Amtrak Is Now Calling What Happened to Aaron Salazar a Suicide Attempt, But Things Don’t Add Up
Yesterday morning, Amtrak chief of police Neil Trugman announced that the train company’s investigation into the presumed “assault” of 22-year-old Portland State University student Aaron Salazar concluded that Salazar sustained his injuries after attempting to commit suicide by jumping from a moving train. However, the student’s family doubts Amtrak’s Aaron Salazar suicide claim, stating that his injuries don’t match the explanation.
Salazar was found critically injured three to four feet away from the train tracks about four miles east of Truckee, California. Salazar sustained multiple brain injuries (including a damaged brain stem), a broken pelvis and severe burns on his thighs.
His family had suspected that he’d been the victim of a gay bashing, especially considering the burns on his thighs and what they described as “bruises on his upper torso” as if he’d been repeatedly kicked. However, Trugman said the injuries, including the burns, “could be attributed to a fall from a moving train.”
Salazar had been traveling from Portland, Oregon to Denver, Colorado. Before his body was discovered at 11:10 a.m. on Tuesday, May 15, he’d sent a 9:03 a.m. text message to his great grandmother stating, “I have a layover before getting on the next train. I made a friend on the train and we’re going to go get some food and explore.”
The findings of Amtrak’s investigation on the alleged Aaron Salazar suicide attempt
Trugman said Amtrak investigators interviewed “nearly every passenger on that train” and claimed that several described Salazar as apparently “having life issues.”
“He was distraught, he was dealing with some issues. I’m not going to get into details exactly of what they were, but he was dealing with some life issues,” Trugman said.
Trugman also said that Amtrak investigators interviewed the “friend” that Salazar referenced in his text message. Trugman said that the friend was a ticketed passenger seated in a separate car from Salazar, and that the two briefly discussed having dinner when they arrived in Sacramento but the two never saw each other again.
Amtrak also claims to have found an open window in Salazar’s car, presumably the one that he may have thrown himself from the train. Passengers on the upper level of Salazar’s car allegedly say they heard no sound of an altercation or struggle.
Salazar’s family releases a statement dismissing Amtrak’s Aaron Salazar suicide story
However, Salazar’s family has called Amtrak’s investigation of an incident on their own train tracks “a huge conflict of interest.” They have consulted a lawyer for legal counsel and released a statement following Trugman’s press conference. The statement said:
From the very start, they ruled this case an attempted suicide. Their investigators gave us misleading information, including telling us that they had a witness who saw Aaron jump out a window on the train.

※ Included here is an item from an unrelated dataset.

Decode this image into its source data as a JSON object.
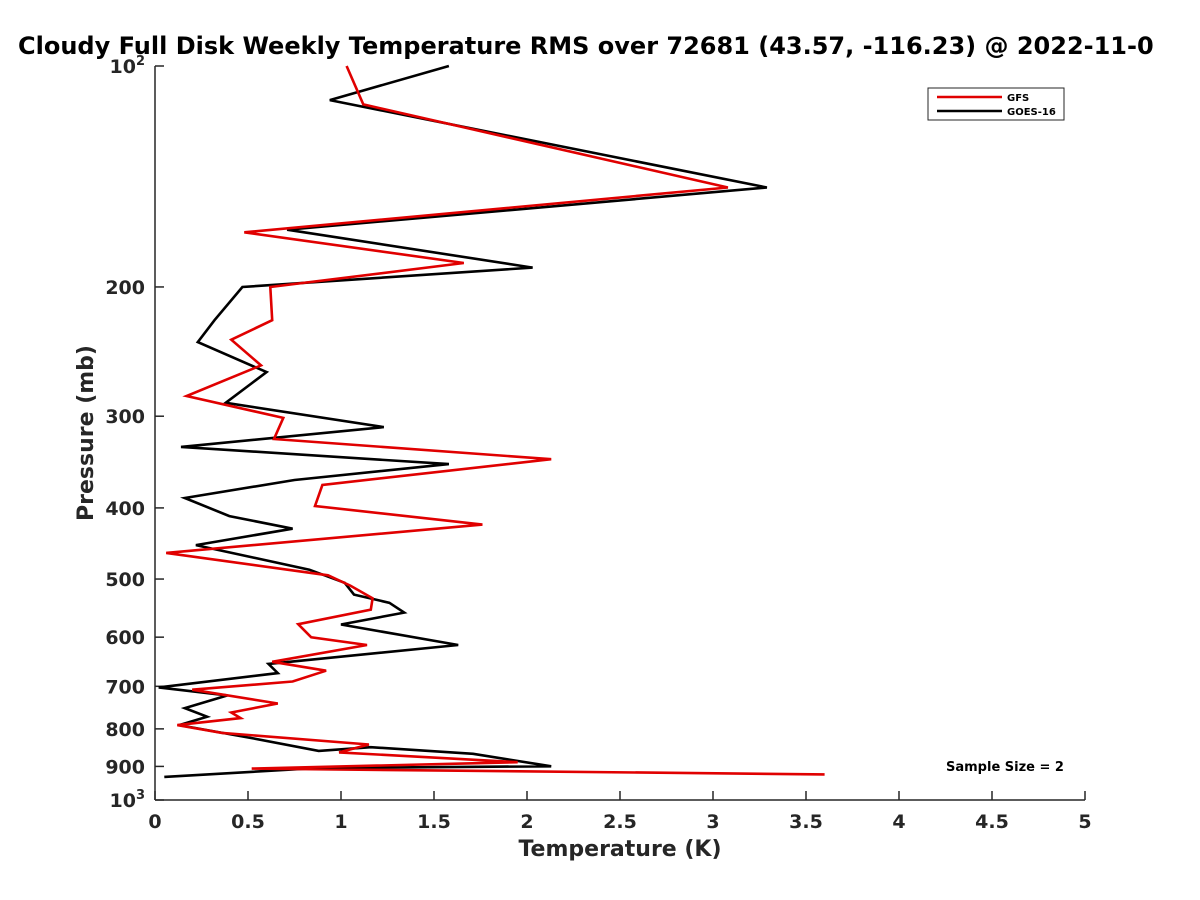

When we fact-checked their claim and confronted the detective, he simply backpedaled his statement. Amtrak’s investigators only investigated the case as an attempt at suicide.
Second, regarding the Amtrak chief of police’s statement — his claims about Aaron’s injuries falling from a train are not consistent with what anyone who has seen Aaron can attest to. For one, those burns that were supposedly from jumping out of a train are not consistent with the facts because Aaron’s jeans were not damaged and his injuries themselves do not match jumping out of a train.
We are also surprised by this false theory because they have never had medical experts examine his body to determine the cause of his injuries. Their form of investigation has been little more than a smear campaign to sweep Aaron’s story under the rug like Robin Putnam’s case a few years ago.
While Salazar was initially in a coma, he has since started breathing on his own and has attempted to open his eyes and squeeze his mother’s hand, his family says.
A GoFundMe campaign set up to handle Salazar’s medical expenses has earned $57,981 of $100,000 at the time of publication.